In addition to computer, network and corporate surveillance, there is also a method of continuously monitoring a device’s activity and stored data by installing an actual surveillance program. Such programs, frequently referred to as keyloggers, have the ability to record keystrokes and search the contents of any hard drive for suspicious or valuable information, can monitor the computer’s activity and can collect usernames, passwords and other private details.
The keylogging software/malware can either store the collected information locally on a hard drive or it can transmit it over the internet to a remote hosting computer or web server.
Remote installation is the most common way of installing malicious software onto a computer. When a computer becomes infected with a virus (Trojan) the malicious software can easily spread to all computers in the same network, thus subjecting multiple people to constant monitoring and surveillance.
Notorious viruses such as “CryptoLocker”, “Storm Worm” and others infected millions of computers and were able to leave digital "backdoors" open which could be accessed remotely, thus allowing the infiltrating entity to install additional software and execute commands.

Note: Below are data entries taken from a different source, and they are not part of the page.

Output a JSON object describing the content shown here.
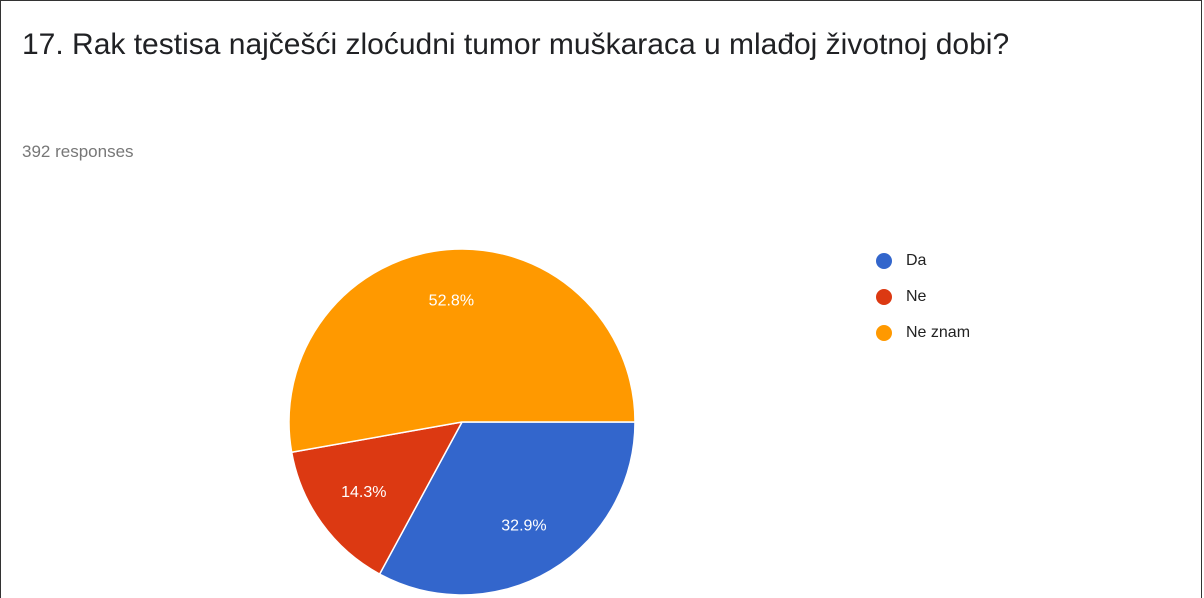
{
  "chart_data": {
    "type": "pie",
    "title": "17. Rak testisa najčešći zloćudni tumor muškaraca u mlađoj životnoj dobi?",
    "subtitle": "392 responses",
    "categories": [
      "Da",
      "Ne",
      "Ne znam"
    ],
    "values": [
      32.9,
      14.3,
      52.8
    ],
    "value_labels": [
      "32.9%",
      "14.3%",
      "52.8%"
    ],
    "colors": [
      "#3366cc",
      "#dc3912",
      "#ff9900"
    ],
    "legend": "right"
  }
}
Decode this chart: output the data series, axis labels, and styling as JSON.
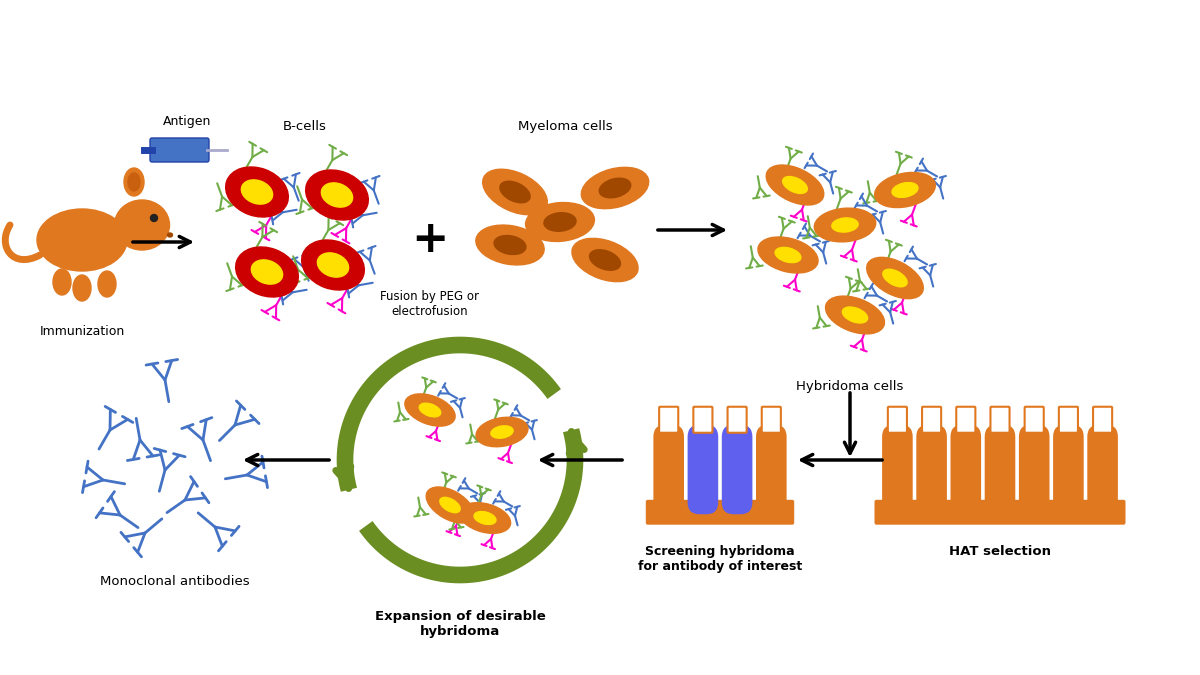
{
  "bg_color": "#ffffff",
  "orange_cell": "#E07820",
  "dark_orange": "#A04800",
  "red_cell": "#CC0000",
  "yellow_nucleus": "#FFE000",
  "blue_ab": "#4472C4",
  "green_ab": "#70AD47",
  "magenta_ab": "#FF00CC",
  "green_arrow": "#6B8E23",
  "black": "#111111",
  "labels": {
    "antigen": "Antigen",
    "immunization": "Immunization",
    "b_cells": "B-cells",
    "fusion": "Fusion by PEG or\nelectrofusion",
    "myeloma": "Myeloma cells",
    "hybridoma": "Hybridoma cells",
    "hat": "HAT selection",
    "screening": "Screening hybridoma\nfor antibody of interest",
    "expansion": "Expansion of desirable\nhybridoma",
    "monoclonal": "Monoclonal antibodies"
  }
}
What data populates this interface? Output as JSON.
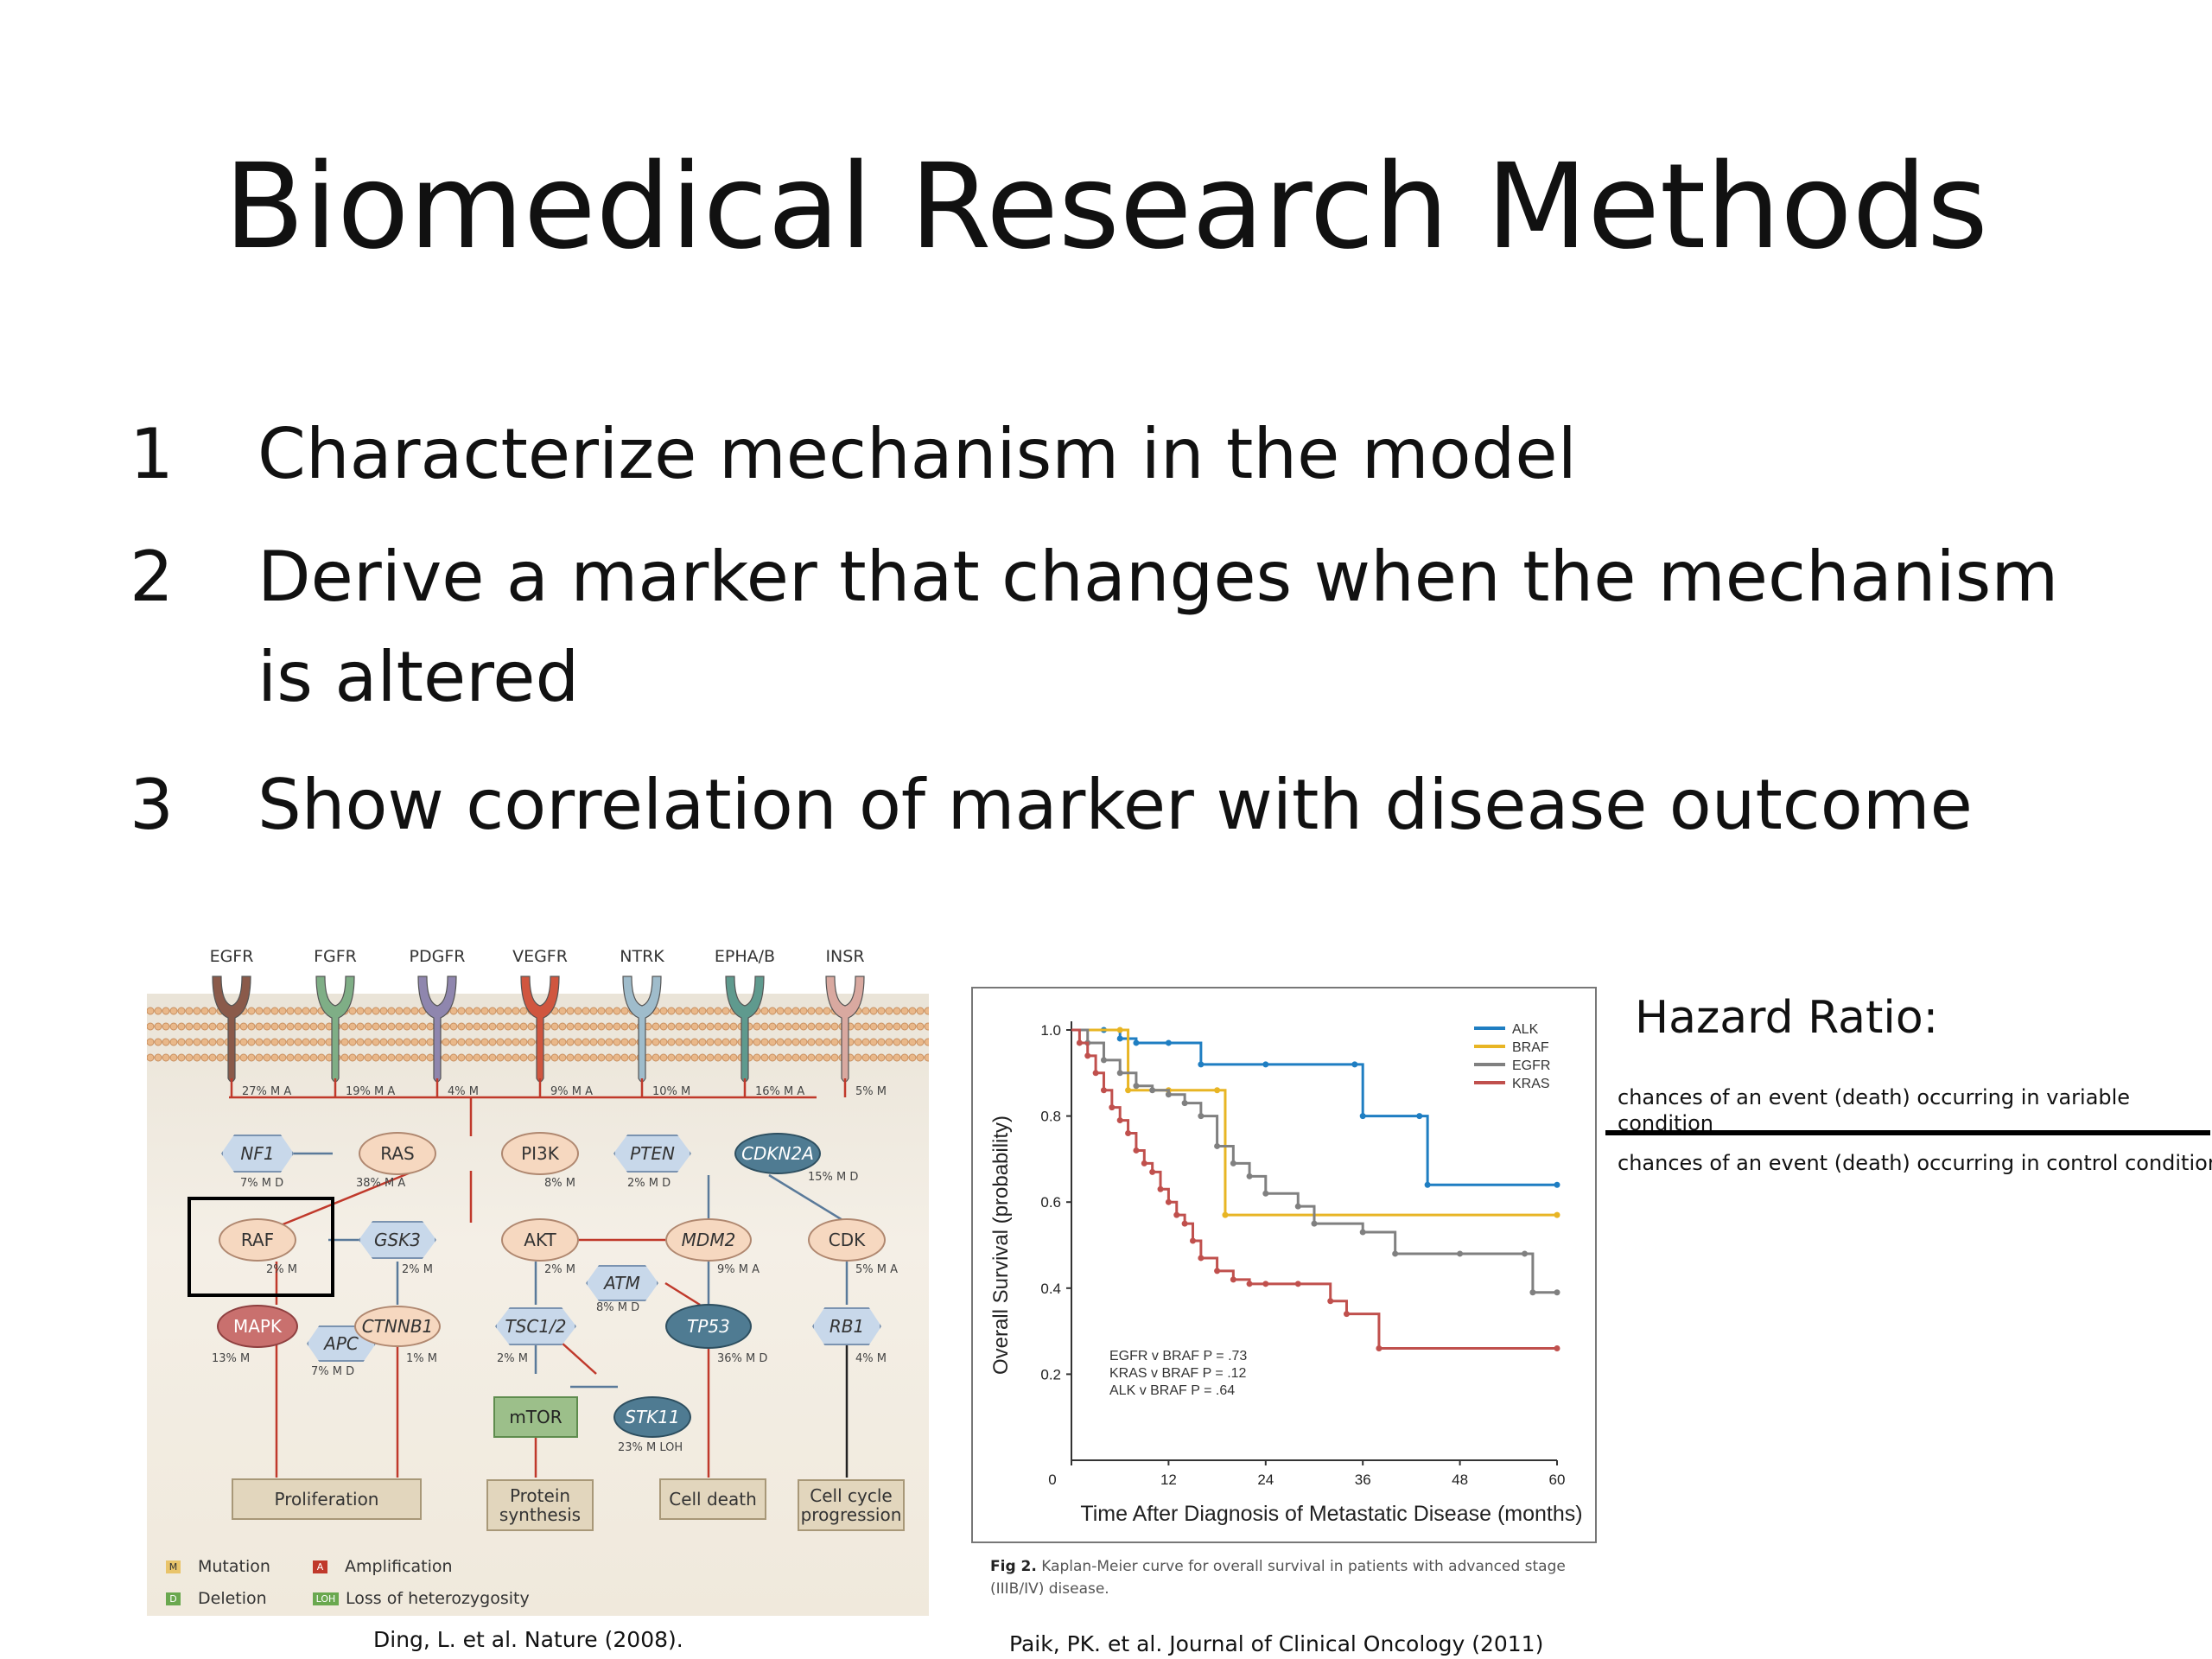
{
  "slide": {
    "title": "Biomedical Research Methods",
    "bullets": [
      {
        "num": "1",
        "lines": [
          "Characterize mechanism in the model"
        ]
      },
      {
        "num": "2",
        "lines": [
          "Derive a marker that changes when the mechanism",
          "is altered"
        ]
      },
      {
        "num": "3",
        "lines": [
          "Show correlation of marker with disease outcome"
        ]
      }
    ]
  },
  "pathway": {
    "receptors": [
      "EGFR",
      "FGFR",
      "PDGFR",
      "VEGFR",
      "NTRK",
      "EPHA/B",
      "INSR"
    ],
    "receptor_colors": [
      "#8a5a4a",
      "#7fae86",
      "#8f86ae",
      "#d0563f",
      "#9fbccb",
      "#5f9a8e",
      "#d9a9a0"
    ],
    "receptor_freqs": [
      "27% M A",
      "19% M A",
      "4% M",
      "9% M A",
      "10% M",
      "16% M A",
      "5% M"
    ],
    "nodes": {
      "nf1": "NF1",
      "ras": "RAS",
      "pi3k": "PI3K",
      "pten": "PTEN",
      "cdkn2a": "CDKN2A",
      "raf": "RAF",
      "gsk3": "GSK3",
      "akt": "AKT",
      "mdm2": "MDM2",
      "cdk": "CDK",
      "atm": "ATM",
      "mapk": "MAPK",
      "apc": "APC",
      "ctnnb1": "CTNNB1",
      "tsc12": "TSC1/2",
      "tp53": "TP53",
      "rb1": "RB1",
      "mtor": "mTOR",
      "stk11": "STK11"
    },
    "freqs": {
      "nf1": "7% M D",
      "ras": "38% M A",
      "pi3k": "8% M",
      "pten": "2% M D",
      "cdkn2a": "15% M D",
      "raf": "2% M",
      "gsk3": "2% M",
      "akt": "2% M",
      "mdm2": "9% M A",
      "cdk": "5% M A",
      "atm": "8% M D",
      "mapk": "13% M",
      "apc": "7% M D",
      "ctnnb1": "1% M",
      "tsc12": "2% M",
      "tp53": "36% M D",
      "rb1": "4% M",
      "stk11": "23% M LOH"
    },
    "outcomes": {
      "proliferation": "Proliferation",
      "protein": [
        "Protein",
        "synthesis"
      ],
      "death": "Cell death",
      "cycle": [
        "Cell cycle",
        "progression"
      ]
    },
    "legend": {
      "mutation": "Mutation",
      "amplification": "Amplification",
      "deletion": "Deletion",
      "loh": "Loss of heterozygosity",
      "m": "M",
      "a": "A",
      "d": "D",
      "loh_abbr": "LOH"
    },
    "citation": "Ding, L. et al. Nature (2008)."
  },
  "chart_data": {
    "type": "line",
    "title": "",
    "xlabel": "Time After Diagnosis of Metastatic Disease (months)",
    "ylabel": "Overall Survival (probability)",
    "xlim": [
      0,
      60
    ],
    "ylim": [
      0,
      1.0
    ],
    "xticks": [
      0,
      12,
      24,
      36,
      48,
      60
    ],
    "yticks": [
      0.2,
      0.4,
      0.6,
      0.8,
      1.0
    ],
    "legend_position": "top-right",
    "series": [
      {
        "name": "ALK",
        "color": "#1f7ec2",
        "x": [
          0,
          4,
          6,
          8,
          12,
          16,
          24,
          35,
          36,
          43,
          44,
          60
        ],
        "y": [
          1.0,
          1.0,
          0.98,
          0.97,
          0.97,
          0.92,
          0.92,
          0.92,
          0.8,
          0.8,
          0.64,
          0.64
        ]
      },
      {
        "name": "BRAF",
        "color": "#e8b524",
        "x": [
          0,
          6,
          7,
          12,
          18,
          19,
          60
        ],
        "y": [
          1.0,
          1.0,
          0.86,
          0.86,
          0.86,
          0.57,
          0.57
        ]
      },
      {
        "name": "EGFR",
        "color": "#808080",
        "x": [
          0,
          2,
          4,
          6,
          8,
          10,
          12,
          14,
          16,
          18,
          20,
          22,
          24,
          28,
          30,
          36,
          40,
          48,
          56,
          57,
          60
        ],
        "y": [
          1.0,
          0.97,
          0.93,
          0.9,
          0.87,
          0.86,
          0.85,
          0.83,
          0.8,
          0.73,
          0.69,
          0.66,
          0.62,
          0.59,
          0.55,
          0.53,
          0.48,
          0.48,
          0.48,
          0.39,
          0.39
        ]
      },
      {
        "name": "KRAS",
        "color": "#c0504d",
        "x": [
          0,
          1,
          2,
          3,
          4,
          5,
          6,
          7,
          8,
          9,
          10,
          11,
          12,
          13,
          14,
          15,
          16,
          18,
          20,
          22,
          24,
          28,
          32,
          34,
          38,
          60
        ],
        "y": [
          1.0,
          0.97,
          0.94,
          0.9,
          0.86,
          0.82,
          0.79,
          0.76,
          0.72,
          0.69,
          0.67,
          0.63,
          0.6,
          0.57,
          0.55,
          0.51,
          0.47,
          0.44,
          0.42,
          0.41,
          0.41,
          0.41,
          0.37,
          0.34,
          0.26,
          0.26
        ]
      }
    ],
    "annotation": [
      "EGFR v BRAF P = .73",
      "KRAS v BRAF P = .12",
      "ALK v BRAF P = .64"
    ],
    "caption_label": "Fig 2.",
    "caption_text": "Kaplan-Meier curve for overall survival in patients with advanced stage (IIIB/IV) disease.",
    "citation": "Paik, PK. et al. Journal of Clinical Oncology (2011)"
  },
  "hazard": {
    "title": "Hazard Ratio:",
    "numerator": "chances of an event (death) occurring in variable condition",
    "denominator": "chances of an event (death) occurring in control condition"
  }
}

However, lawless individuals are not the only ones creating viruses and trojans, sometimes such software can be developed by government agencies in order to fulfil highly nuanced and difficult tasks.
Software like CIPAV (Computer and Internet Protocol Address Verifier), which is a data-gathering tool that the Federal Bureau of Investigation (FBI) uses to track and gather location data on suspects under electronic surveillance, or Magic Lantern, which is keystroke logging software again developed by the FBI, are programs designed to monitor and catch outlaws and criminals off guard by gaining leverage on their physical location and online activity.
The U.S. government is also actively working on malware detection systems due to unanticipated disasters, like the rise and fall of “Stuxnet” which is a computer virus developed by the CIA that was originally aimed at Iran’s nuclear weapons with the purpose of neutralizing them but has now mutated and its original code is being used by unknown entities to create newer viruses in order to attack electrical grids and power infrastructure.
A list of “Stuxnet” successors includes:
- Duqu (2011). Based on Stuxnet code, Duqu was designed to log keystrokes and mine data from industrial facilities, presumably to launch a later attack.
- Flame (2012). Flame, like Stuxnet, traveled via USB stick. Flame was sophisticated spyware that recorded Skype conversations, logged keystrokes, and gathered screenshots, among other activities. It targeted government and educational organizations and some private individuals mostly in Iran and other Middle Eastern countries.
- Havex (2013). The intention of Havex was to gather information from energy, aviation, defense, and pharmaceutical companies, among others. Havex malware targeted mainly U.S., European, and Canadian organizations.
- Industroyer (2016). This targeted power facilities. It’s credited with causing a power outage in the Ukraine in December 2016.
- Triton (2017). This targeted the safety systems of a petrochemical plant in the Middle East, raising concerns about the malware maker’s intent to cause physical injury to workers.
- Unknown (2018). An unnamed virus with similar characteristics of Stuxnet reportedly struck unspecified network infrastructure in Iran in October 2018.
Currently, the U.S. government is working on a 2019 malware detection project known as “MalSee” which aims to use vision, hearing, and other innovative features to quickly and unmistakably detect malware.